Недавно зашел с женой в одну из подворотен на Загородном проспекте и вдруг отчетливо вспомнил картину — во двор с улицы заходит тетка, везет на тележке какой-то ящик, собирается чем-то торговать. А за ней бежит хвост, человек сто, если не больше, и каждый держится за другого, чтобы очередь не распалась. Еще даже никто не знает, чем будут торговать. Оказалось — сосиски. Хотя обычно, в магазинах, сосиски продавали две продавщицы — одна ворочала кульки из твердой, как крафт, желтой бумаги, а вторая отвешивала по килограмму. А комиссионные ломились от потрясающих вещей. И при этом все ходили серые, какие-то грязные, потому что мытье в бане было только по субботам. В домах — клопы и тараканы. Хотя у нас на Марата почему-то тараканов не было — наверное, вымерли в блокаду, потому что есть было нечего, и холод еще.
И вот в таком сером состоянии жила большая часть населения. И, естественно, работники Гипрошахты. Ни у кого даже мысли не возникало подойти в каком-нибудь закутке и спросить: «Послушай, расскажи, как там?» Наверное, боялись. Но что это за жизнь, когда все вокруг боятся?!

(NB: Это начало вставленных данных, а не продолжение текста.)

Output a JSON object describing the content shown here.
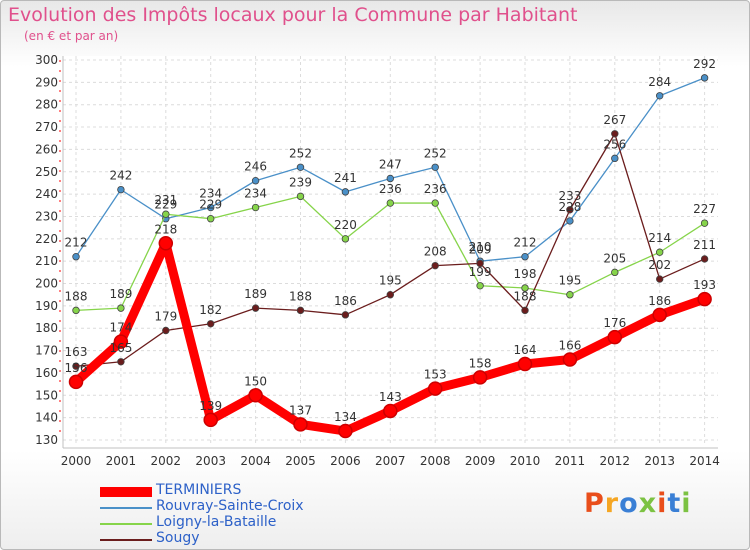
{
  "header": {
    "title": "Evolution des Impôts locaux pour la Commune par Habitant",
    "subtitle": "(en € et par an)"
  },
  "logo": {
    "text": "Proxiti",
    "colors": [
      "#e94e1b",
      "#f5a623",
      "#3a7fd5",
      "#7cc242",
      "#e94e1b",
      "#3a7fd5",
      "#7cc242"
    ]
  },
  "chart_data": {
    "type": "line",
    "x": [
      "2000",
      "2001",
      "2002",
      "2003",
      "2004",
      "2005",
      "2006",
      "2007",
      "2008",
      "2009",
      "2010",
      "2011",
      "2012",
      "2013",
      "2014"
    ],
    "ylim": [
      130,
      300
    ],
    "yticks": [
      130,
      140,
      150,
      160,
      170,
      180,
      190,
      200,
      210,
      220,
      230,
      240,
      250,
      260,
      270,
      280,
      290,
      300
    ],
    "grid": true,
    "legend_position": "bottom-left",
    "series": [
      {
        "name": "TERMINIERS",
        "color": "#ff0000",
        "values": [
          156,
          174,
          218,
          139,
          150,
          137,
          134,
          143,
          153,
          158,
          164,
          166,
          176,
          186,
          193
        ],
        "labels": [
          "156",
          "174",
          "218",
          "139",
          "150",
          "137",
          "134",
          "143",
          "153",
          "158",
          "164",
          "166",
          "176",
          "186",
          "193"
        ]
      },
      {
        "name": "Rouvray-Sainte-Croix",
        "color": "#4a90c8",
        "values": [
          212,
          242,
          229,
          234,
          246,
          252,
          241,
          247,
          252,
          210,
          212,
          228,
          256,
          284,
          292
        ],
        "labels": [
          "212",
          "242",
          "229",
          "234",
          "246",
          "252",
          "241",
          "247",
          "252",
          "210",
          "212",
          "228",
          "256",
          "284",
          "292"
        ]
      },
      {
        "name": "Loigny-la-Bataille",
        "color": "#86d44a",
        "values": [
          188,
          189,
          231,
          229,
          234,
          239,
          220,
          236,
          236,
          199,
          198,
          195,
          205,
          214,
          227
        ],
        "labels": [
          "188",
          "189",
          "231",
          "229",
          "234",
          "239",
          "220",
          "236",
          "236",
          "199",
          "198",
          "195",
          "205",
          "214",
          "227"
        ]
      },
      {
        "name": "Sougy",
        "color": "#6b1d1d",
        "values": [
          163,
          165,
          179,
          182,
          189,
          188,
          186,
          195,
          208,
          209,
          188,
          233,
          267,
          202,
          211
        ],
        "labels": [
          "163",
          "165",
          "179",
          "182",
          "189",
          "188",
          "186",
          "195",
          "208",
          "209",
          "188",
          "233",
          "267",
          "202",
          "211"
        ]
      }
    ]
  }
}
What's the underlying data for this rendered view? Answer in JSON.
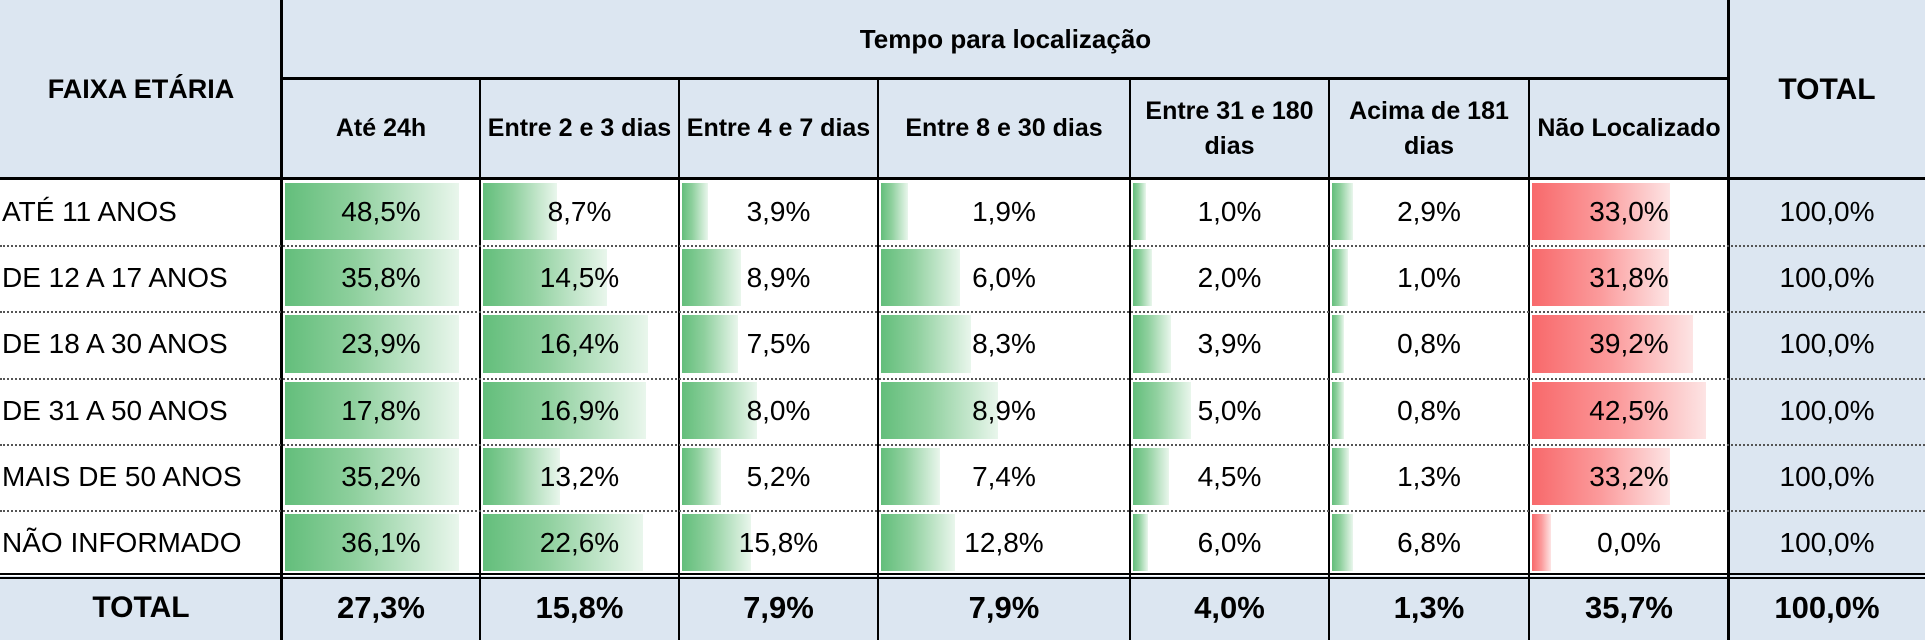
{
  "header": {
    "row_header": "FAIXA ETÁRIA",
    "group_header": "Tempo para localização",
    "total_header": "TOTAL",
    "columns": [
      "Até 24h",
      "Entre 2 e 3 dias",
      "Entre 4 e 7 dias",
      "Entre 8 e 30 dias",
      "Entre 31 e 180 dias",
      "Acima de 181 dias",
      "Não Localizado"
    ]
  },
  "rows": [
    {
      "label": "ATÉ 11 ANOS",
      "values": [
        "48,5%",
        "8,7%",
        "3,9%",
        "1,9%",
        "1,0%",
        "2,9%",
        "33,0%"
      ],
      "bar_fraction": [
        0.905,
        0.385,
        0.135,
        0.11,
        0.065,
        0.11,
        0.71
      ],
      "total": "100,0%"
    },
    {
      "label": "DE 12 A 17 ANOS",
      "values": [
        "35,8%",
        "14,5%",
        "8,9%",
        "6,0%",
        "2,0%",
        "1,0%",
        "31,8%"
      ],
      "bar_fraction": [
        0.905,
        0.64,
        0.305,
        0.32,
        0.1,
        0.08,
        0.705
      ],
      "total": "100,0%"
    },
    {
      "label": "DE 18 A 30 ANOS",
      "values": [
        "23,9%",
        "16,4%",
        "7,5%",
        "8,3%",
        "3,9%",
        "0,8%",
        "39,2%"
      ],
      "bar_fraction": [
        0.905,
        0.855,
        0.29,
        0.365,
        0.195,
        0.06,
        0.83
      ],
      "total": "100,0%"
    },
    {
      "label": "DE 31 A 50 ANOS",
      "values": [
        "17,8%",
        "16,9%",
        "8,0%",
        "8,9%",
        "5,0%",
        "0,8%",
        "42,5%"
      ],
      "bar_fraction": [
        0.905,
        0.845,
        0.39,
        0.475,
        0.3,
        0.06,
        0.895
      ],
      "total": "100,0%"
    },
    {
      "label": "MAIS DE 50 ANOS",
      "values": [
        "35,2%",
        "13,2%",
        "5,2%",
        "7,4%",
        "4,5%",
        "1,3%",
        "33,2%"
      ],
      "bar_fraction": [
        0.905,
        0.4,
        0.2,
        0.24,
        0.185,
        0.09,
        0.71
      ],
      "total": "100,0%"
    },
    {
      "label": "NÃO INFORMADO",
      "values": [
        "36,1%",
        "22,6%",
        "15,8%",
        "12,8%",
        "6,0%",
        "6,8%",
        "0,0%"
      ],
      "bar_fraction": [
        0.905,
        0.83,
        0.36,
        0.3,
        0.08,
        0.11,
        0.1
      ],
      "total": "100,0%"
    }
  ],
  "totals": {
    "label": "TOTAL",
    "values": [
      "27,3%",
      "15,8%",
      "7,9%",
      "7,9%",
      "4,0%",
      "1,3%",
      "35,7%"
    ],
    "total": "100,0%"
  },
  "colors": {
    "header_background": "#dce6f1",
    "positive_bar": "#63be7b",
    "negative_bar": "#f8696b"
  }
}
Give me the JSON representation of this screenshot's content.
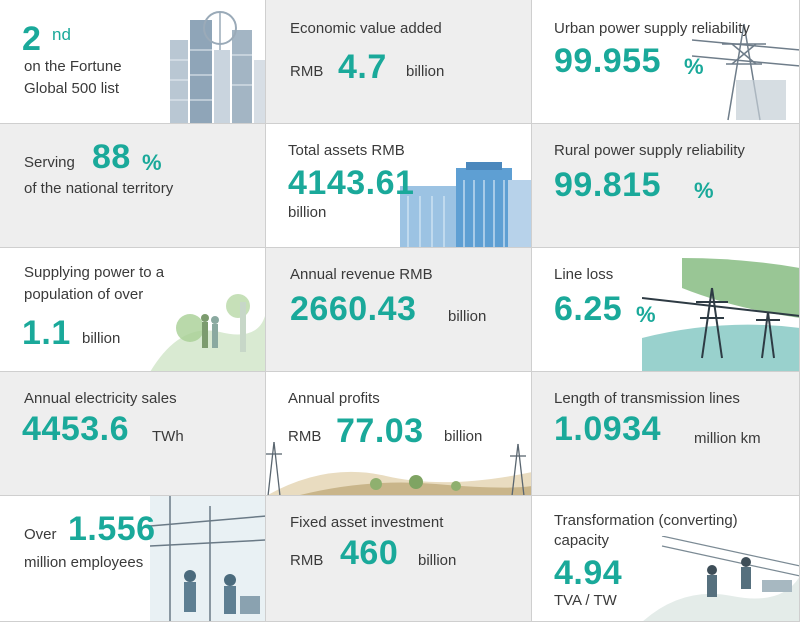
{
  "cells": {
    "fortune": {
      "rank": "2",
      "suffix": "nd",
      "line1": "on the Fortune",
      "line2": "Global 500 list"
    },
    "eva": {
      "label": "Economic value added",
      "prefix": "RMB",
      "value": "4.7",
      "unit": "billion"
    },
    "urban": {
      "label": "Urban power supply reliability",
      "value": "99.955",
      "unit": "%"
    },
    "territory": {
      "prefix": "Serving",
      "value": "88",
      "unit": "%",
      "line2": "of the national territory"
    },
    "assets": {
      "label": "Total assets  RMB",
      "value": "4143.61",
      "unit": "billion"
    },
    "rural": {
      "label": "Rural power supply reliability",
      "value": "99.815",
      "unit": "%"
    },
    "population": {
      "line1": "Supplying power to a",
      "line2": "population of over",
      "value": "1.1",
      "unit": "billion"
    },
    "revenue": {
      "label": "Annual revenue  RMB",
      "value": "2660.43",
      "unit": "billion"
    },
    "lineloss": {
      "label": "Line loss",
      "value": "6.25",
      "unit": "%"
    },
    "sales": {
      "label": "Annual electricity sales",
      "value": "4453.6",
      "unit": "TWh"
    },
    "profits": {
      "label": "Annual profits",
      "prefix": "RMB",
      "value": "77.03",
      "unit": "billion"
    },
    "transmission": {
      "label": "Length of transmission lines",
      "value": "1.0934",
      "unit": "million km"
    },
    "employees": {
      "prefix": "Over",
      "value": "1.556",
      "line2": "million employees"
    },
    "investment": {
      "label": "Fixed asset investment",
      "prefix": "RMB",
      "value": "460",
      "unit": "billion"
    },
    "transformation": {
      "line1": "Transformation (converting)",
      "line2": "capacity",
      "value": "4.94",
      "unit": "TVA / TW"
    }
  },
  "colors": {
    "accent": "#1aa99a",
    "text": "#3a3a3a",
    "gray_cell": "#eeeeee",
    "border": "#cfcfcf"
  }
}
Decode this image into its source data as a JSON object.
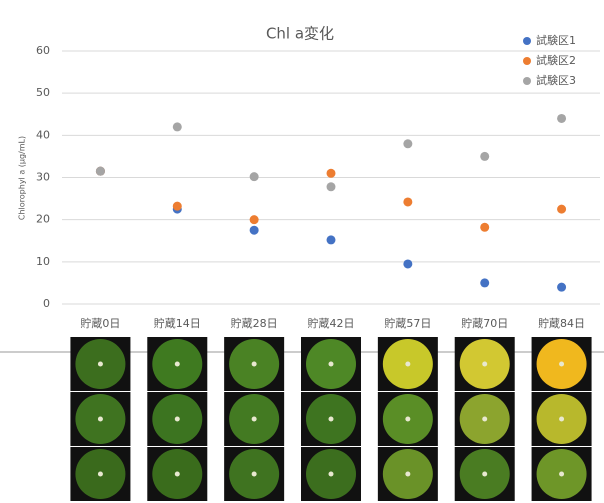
{
  "chart_data": {
    "type": "dot",
    "title": "Chl a変化",
    "y_label": "Chlorophyl a (μg/mL)",
    "categories": [
      "貯蔵0日",
      "貯蔵14日",
      "貯蔵28日",
      "貯蔵42日",
      "貯蔵57日",
      "貯蔵70日",
      "貯蔵84日"
    ],
    "series": [
      {
        "name": "試験区1",
        "color": "#4472c4",
        "values": [
          31.5,
          22.5,
          17.5,
          15.2,
          9.5,
          5,
          4
        ]
      },
      {
        "name": "試験区2",
        "color": "#ed7d31",
        "values": [
          31.5,
          23.2,
          20,
          31,
          24.2,
          18.2,
          22.5
        ]
      },
      {
        "name": "試験区3",
        "color": "#a5a5a5",
        "values": [
          31.5,
          42,
          30.2,
          27.8,
          38,
          35,
          44
        ]
      }
    ],
    "ylim": [
      0,
      60
    ],
    "yticks": [
      0,
      10,
      20,
      30,
      40,
      50,
      60
    ],
    "grid": true,
    "legend": "top-right"
  }
}
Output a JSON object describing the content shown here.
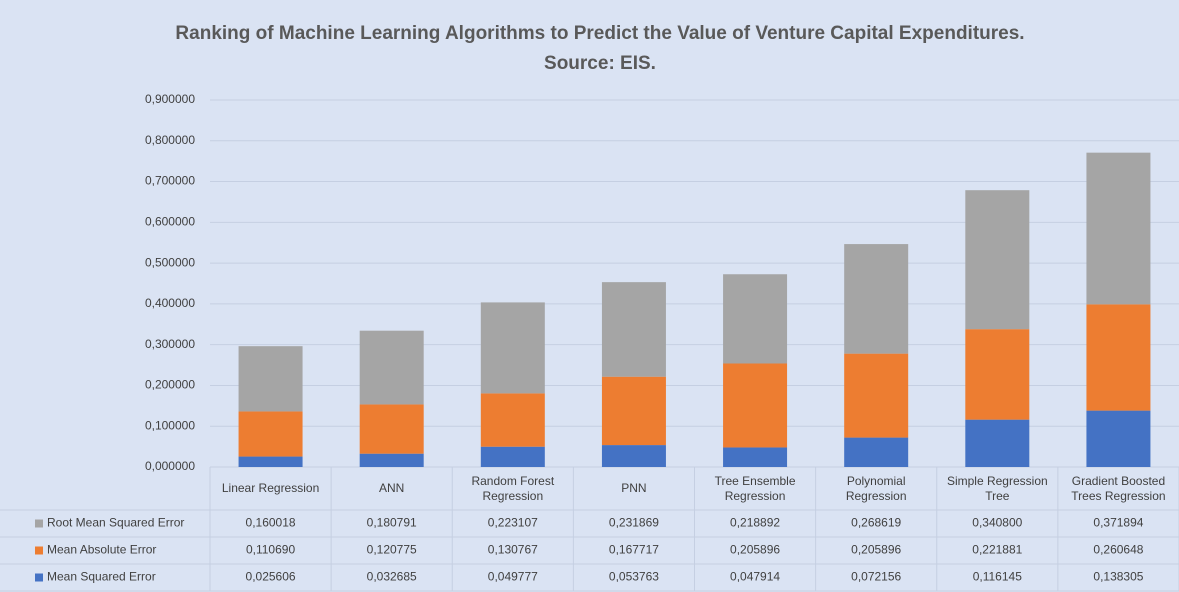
{
  "chart_data": {
    "type": "stacked_bar",
    "title": "Ranking of Machine Learning Algorithms to Predict the Value of Venture Capital Expenditures.",
    "subtitle": "Source: EIS.",
    "categories": [
      "Linear Regression",
      "ANN",
      "Random Forest Regression",
      "PNN",
      "Tree Ensemble Regression",
      "Polynomial Regression",
      "Simple Regression Tree",
      "Gradient Boosted Trees Regression"
    ],
    "series": [
      {
        "name": "Mean Squared Error",
        "color": "#4472c4",
        "values": [
          0.025606,
          0.032685,
          0.049777,
          0.053763,
          0.047914,
          0.072156,
          0.116145,
          0.138305
        ],
        "value_labels": [
          "0,025606",
          "0,032685",
          "0,049777",
          "0,053763",
          "0,047914",
          "0,072156",
          "0,116145",
          "0,138305"
        ]
      },
      {
        "name": "Mean Absolute Error",
        "color": "#ed7d31",
        "values": [
          0.11069,
          0.120775,
          0.130767,
          0.167717,
          0.205896,
          0.205896,
          0.221881,
          0.260648
        ],
        "value_labels": [
          "0,110690",
          "0,120775",
          "0,130767",
          "0,167717",
          "0,205896",
          "0,205896",
          "0,221881",
          "0,260648"
        ]
      },
      {
        "name": "Root Mean Squared Error",
        "color": "#a5a5a5",
        "values": [
          0.160018,
          0.180791,
          0.223107,
          0.231869,
          0.218892,
          0.268619,
          0.3408,
          0.371894
        ],
        "value_labels": [
          "0,160018",
          "0,180791",
          "0,223107",
          "0,231869",
          "0,218892",
          "0,268619",
          "0,340800",
          "0,371894"
        ]
      }
    ],
    "ylim": [
      0,
      0.9
    ],
    "yticks": [
      {
        "value": 0,
        "label": "0,000000"
      },
      {
        "value": 0.1,
        "label": "0,100000"
      },
      {
        "value": 0.2,
        "label": "0,200000"
      },
      {
        "value": 0.3,
        "label": "0,300000"
      },
      {
        "value": 0.4,
        "label": "0,400000"
      },
      {
        "value": 0.5,
        "label": "0,500000"
      },
      {
        "value": 0.6,
        "label": "0,600000"
      },
      {
        "value": 0.7,
        "label": "0,700000"
      },
      {
        "value": 0.8,
        "label": "0,800000"
      },
      {
        "value": 0.9,
        "label": "0,900000"
      }
    ],
    "grid": true
  }
}
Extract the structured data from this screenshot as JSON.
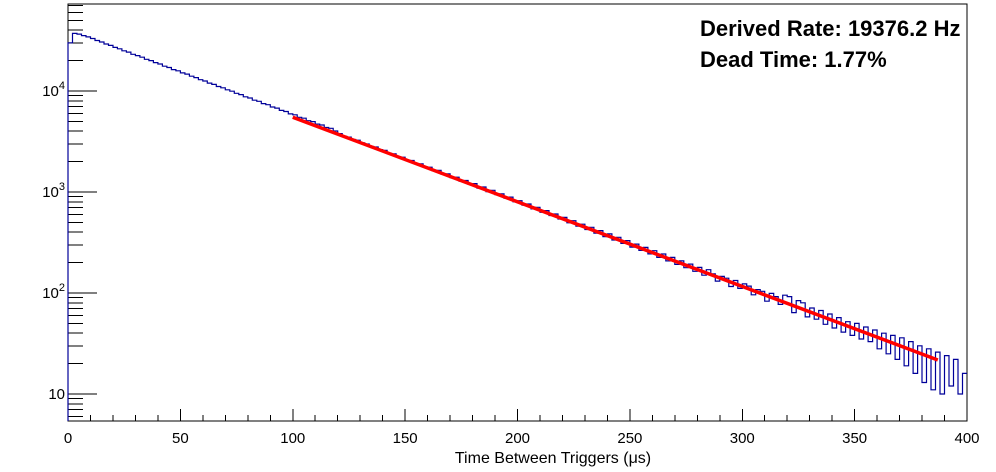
{
  "chart_data": {
    "type": "bar",
    "subtype": "step-histogram-logy",
    "title": "",
    "xlabel": "Time Between Triggers (μs)",
    "ylabel": "",
    "xlim": [
      0,
      400
    ],
    "ylim": [
      5.4,
      72700
    ],
    "y_scale": "log",
    "grid": false,
    "legend_position": "none",
    "x_major_ticks": [
      0,
      50,
      100,
      150,
      200,
      250,
      300,
      350,
      400
    ],
    "x_minor_step": 10,
    "y_major_ticks": [
      {
        "value": 10,
        "base": "10",
        "exp": ""
      },
      {
        "value": 100,
        "base": "10",
        "exp": "2"
      },
      {
        "value": 1000,
        "base": "10",
        "exp": "3"
      },
      {
        "value": 10000,
        "base": "10",
        "exp": "4"
      }
    ],
    "bin_width_us": 2,
    "colors": {
      "histogram": "#000099",
      "fit": "#ff0000",
      "stats_text": "#ff0000",
      "axis": "#000000"
    },
    "series": [
      {
        "name": "time-between-triggers-histogram",
        "type": "step",
        "color": "#000099",
        "values": [
          30000,
          37200,
          36600,
          35400,
          34300,
          33100,
          31600,
          30600,
          29200,
          28300,
          27000,
          26200,
          25000,
          24300,
          23100,
          22400,
          21600,
          20600,
          20000,
          19100,
          18500,
          17600,
          17100,
          16300,
          15850,
          15100,
          14700,
          14000,
          13560,
          12950,
          12550,
          11980,
          11620,
          11090,
          10760,
          10270,
          9960,
          9490,
          9220,
          8770,
          8530,
          8110,
          7900,
          7510,
          7310,
          6950,
          6770,
          6420,
          6270,
          5940,
          5810,
          5490,
          5380,
          5080,
          4980,
          4700,
          4610,
          4350,
          4270,
          4020,
          3790,
          3560,
          3500,
          3310,
          3260,
          3060,
          2990,
          2820,
          2790,
          2630,
          2580,
          2410,
          2390,
          2240,
          2210,
          2060,
          2050,
          1910,
          1900,
          1770,
          1760,
          1630,
          1640,
          1500,
          1510,
          1390,
          1400,
          1280,
          1300,
          1190,
          1210,
          1090,
          1120,
          1010,
          1040,
          940,
          960,
          870,
          890,
          800,
          820,
          740,
          760,
          680,
          705,
          630,
          655,
          585,
          605,
          540,
          560,
          495,
          520,
          460,
          480,
          425,
          447,
          392,
          415,
          362,
          385,
          335,
          356,
          310,
          330,
          285,
          305,
          264,
          283,
          244,
          262,
          225,
          243,
          208,
          225,
          192,
          208,
          178,
          193,
          164,
          179,
          150,
          170,
          155,
          131,
          146,
          140,
          116,
          133,
          111,
          123,
          117,
          96,
          108,
          104,
          83,
          99,
          92,
          77,
          95,
          92,
          64,
          84,
          80,
          58,
          71,
          55,
          67,
          49,
          62,
          45,
          57,
          41,
          52,
          38,
          50,
          35,
          46,
          33,
          43,
          28,
          40,
          25,
          38,
          22,
          36,
          19,
          33,
          16,
          30,
          13,
          28,
          11,
          26,
          10,
          24,
          12,
          22,
          10,
          16
        ]
      },
      {
        "name": "exponential-fit",
        "type": "line",
        "color": "#ff0000",
        "fit": {
          "x_start": 100,
          "x_end": 387,
          "v_start": 5500,
          "v_end": 21.7
        }
      }
    ],
    "annotations": [
      {
        "name": "derived-rate",
        "text": "Derived Rate: 19376.2 Hz",
        "value": 19376.2,
        "unit": "Hz"
      },
      {
        "name": "dead-time",
        "text": "Dead Time: 1.77%",
        "value": 1.77,
        "unit": "%"
      }
    ]
  }
}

Потом я сорвался. В то время было очень модно сокращать штаты. Чисто по-нашему — их всегда сокращали, но они никак не сокращались. В лучшем случае были перестановки, царил какой-то сюр. На самом деле все это нужно очень серьезно изучать. Да, конечно, об этом писали Кафка, Оруэлл, Замятин, хотя Замятин мне не очень нравится — он настолько все заострил, что его текст стал походить на карикатуру, стал несколько чрезмерным. Но дело не в этом, а в том, что я сорвался. Мне говорили: «Зачем тебе это?» И правда, я мог бы там работать и работать, все было бы нормально. Но сорвался и пошел устраиваться в другое место, не понимая, что общество-то еще не успело измениться — оно по большому счету до сих пор не особо изменилось. В какой бы отдел кадров я ни совался, везде меня встречал одинаковый текст: «Сидел? Нет, нам не нужно».